I KINDA LIKE R&B NOW. lol i don't know maybe it's because i don't know whatever. EH BUT I FOUND A SONG THAT GOT STUCK IN MY HEAD LATELY. you know what the song is? well imma tell you right now. 

WELL IMMA RIP MY CLOTHES OFF TAKE A LEAP AND SURF TO THE CROWD YEAH YEAH DRIPPIN DOWN MA NECK SOAKING WET SINK OR SWIM OR YOU'LL DROWN YEAH YEAH LET'S GET A LITTLE WEEEEEEEETTTT I LIKE THE WAY YOU'RE WORKING ME OUT LELJHRFWIORFHOSIKC

lol and i just realized how pervy this song is. aaaaww i love pervy songs. especially when they talk about boobs. lol no pervy songs are bullshit that looks like it's coming from a 5 year old. seriously. stop it.
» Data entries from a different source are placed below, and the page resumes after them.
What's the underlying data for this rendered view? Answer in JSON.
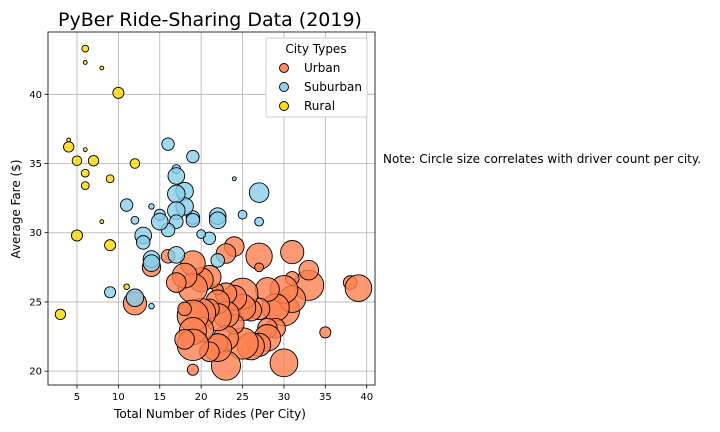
{
  "chart_data": {
    "type": "scatter",
    "title": "PyBer Ride-Sharing Data (2019)",
    "xlabel": "Total Number of Rides (Per City)",
    "ylabel": "Average Fare ($)",
    "xlim": [
      1.5,
      41
    ],
    "ylim": [
      19,
      44.5
    ],
    "xticks": [
      5,
      10,
      15,
      20,
      25,
      30,
      35,
      40
    ],
    "yticks": [
      20,
      25,
      30,
      35,
      40
    ],
    "grid": true,
    "size_encoding": "driver count per city",
    "legend": {
      "title": "City Types",
      "placement": "top-right"
    },
    "note": "Note: Circle size correlates with driver count per city.",
    "series": [
      {
        "name": "Urban",
        "color": "#ff7f50",
        "points": [
          [
            38,
            26.4,
            12
          ],
          [
            39,
            26.0,
            46
          ],
          [
            33,
            26.2,
            58
          ],
          [
            35,
            22.8,
            8
          ],
          [
            31,
            28.6,
            35
          ],
          [
            33,
            27.3,
            25
          ],
          [
            31,
            26.7,
            12
          ],
          [
            30,
            24.4,
            64
          ],
          [
            30,
            20.6,
            50
          ],
          [
            31,
            25.2,
            46
          ],
          [
            30,
            25.9,
            50
          ],
          [
            29,
            24.6,
            48
          ],
          [
            29,
            23.1,
            25
          ],
          [
            28,
            25.9,
            37
          ],
          [
            28,
            23.1,
            25
          ],
          [
            28,
            22.4,
            46
          ],
          [
            27,
            28.3,
            45
          ],
          [
            27,
            24.5,
            30
          ],
          [
            27,
            21.9,
            35
          ],
          [
            26,
            24.4,
            30
          ],
          [
            26,
            21.8,
            48
          ],
          [
            25,
            25.6,
            62
          ],
          [
            25,
            24.6,
            45
          ],
          [
            25,
            22.0,
            64
          ],
          [
            24,
            29.0,
            25
          ],
          [
            24,
            25.3,
            40
          ],
          [
            24,
            23.4,
            25
          ],
          [
            23,
            28.5,
            25
          ],
          [
            23,
            25.6,
            30
          ],
          [
            23,
            24.1,
            45
          ],
          [
            23,
            22.4,
            40
          ],
          [
            23,
            20.4,
            55
          ],
          [
            22,
            25.9,
            8
          ],
          [
            22,
            25.0,
            37
          ],
          [
            22,
            23.9,
            48
          ],
          [
            22,
            22.0,
            25
          ],
          [
            22,
            21.7,
            50
          ],
          [
            21,
            26.8,
            35
          ],
          [
            21,
            24.5,
            25
          ],
          [
            21,
            21.4,
            25
          ],
          [
            20,
            26.6,
            38
          ],
          [
            20,
            24.2,
            55
          ],
          [
            20,
            23.0,
            40
          ],
          [
            19,
            27.8,
            40
          ],
          [
            19,
            26.0,
            55
          ],
          [
            19,
            24.0,
            64
          ],
          [
            19,
            22.9,
            48
          ],
          [
            19,
            21.9,
            64
          ],
          [
            19,
            20.1,
            8
          ],
          [
            18,
            26.9,
            40
          ],
          [
            18,
            24.5,
            12
          ],
          [
            18,
            22.3,
            25
          ],
          [
            17,
            26.4,
            25
          ],
          [
            16,
            28.3,
            12
          ],
          [
            14,
            27.5,
            22
          ],
          [
            12,
            24.9,
            35
          ],
          [
            27,
            27.5,
            5
          ]
        ]
      },
      {
        "name": "Suburban",
        "color": "#87ceeb",
        "points": [
          [
            27,
            32.9,
            25
          ],
          [
            27,
            30.8,
            5
          ],
          [
            25,
            31.3,
            5
          ],
          [
            24,
            33.9,
            1
          ],
          [
            22,
            31.2,
            18
          ],
          [
            22,
            30.9,
            18
          ],
          [
            22,
            28.0,
            12
          ],
          [
            21,
            29.6,
            10
          ],
          [
            20,
            29.9,
            5
          ],
          [
            19,
            35.5,
            10
          ],
          [
            19,
            31.1,
            12
          ],
          [
            19,
            30.9,
            12
          ],
          [
            18,
            33.0,
            20
          ],
          [
            18,
            31.9,
            20
          ],
          [
            17,
            34.6,
            5
          ],
          [
            17,
            34.1,
            18
          ],
          [
            17,
            32.8,
            20
          ],
          [
            17,
            31.6,
            20
          ],
          [
            17,
            30.8,
            12
          ],
          [
            17,
            28.4,
            18
          ],
          [
            16,
            36.4,
            10
          ],
          [
            16,
            30.2,
            12
          ],
          [
            15,
            31.3,
            8
          ],
          [
            15,
            30.8,
            18
          ],
          [
            14,
            31.9,
            2
          ],
          [
            14,
            28.1,
            18
          ],
          [
            14,
            27.8,
            18
          ],
          [
            14,
            24.7,
            2
          ],
          [
            13,
            29.8,
            18
          ],
          [
            13,
            29.3,
            12
          ],
          [
            12,
            30.9,
            4
          ],
          [
            12,
            25.3,
            20
          ],
          [
            11,
            32.0,
            10
          ],
          [
            9,
            25.7,
            8
          ]
        ]
      },
      {
        "name": "Rural",
        "color": "#ffd700",
        "points": [
          [
            6,
            43.3,
            3
          ],
          [
            6,
            42.3,
            1
          ],
          [
            8,
            41.9,
            1
          ],
          [
            10,
            40.1,
            8
          ],
          [
            4,
            36.7,
            1
          ],
          [
            4,
            36.2,
            7
          ],
          [
            6,
            36.0,
            1
          ],
          [
            5,
            35.2,
            6
          ],
          [
            7,
            35.2,
            7
          ],
          [
            12,
            35.0,
            6
          ],
          [
            6,
            34.3,
            4
          ],
          [
            9,
            33.9,
            4
          ],
          [
            6,
            33.4,
            4
          ],
          [
            8,
            30.8,
            1
          ],
          [
            5,
            29.8,
            8
          ],
          [
            9,
            29.1,
            8
          ],
          [
            11,
            26.1,
            2
          ],
          [
            3,
            24.1,
            7
          ]
        ]
      }
    ]
  }
}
crove. i just wanted to officially say that the term "crove" is mine. YES I DON'T KNOW OKAY IT'S JUST SO GOOD TO HEAR SOMETHING LIKE CROVE. it's so genius. it's like crush and love together. yeah it's that kind of feeling that you have when you like someone but it's more than just a crush but it's also not love. so like in the middle. CROVE. oh my fucking god i'm a genius. no, not really. it's just a random word. but still, i love using it. so who do you guys have a crove on? tell me? erm, no? okay.

i guess that is all. there are so many things that i want to talk about but i think i forgot. bye fuckers.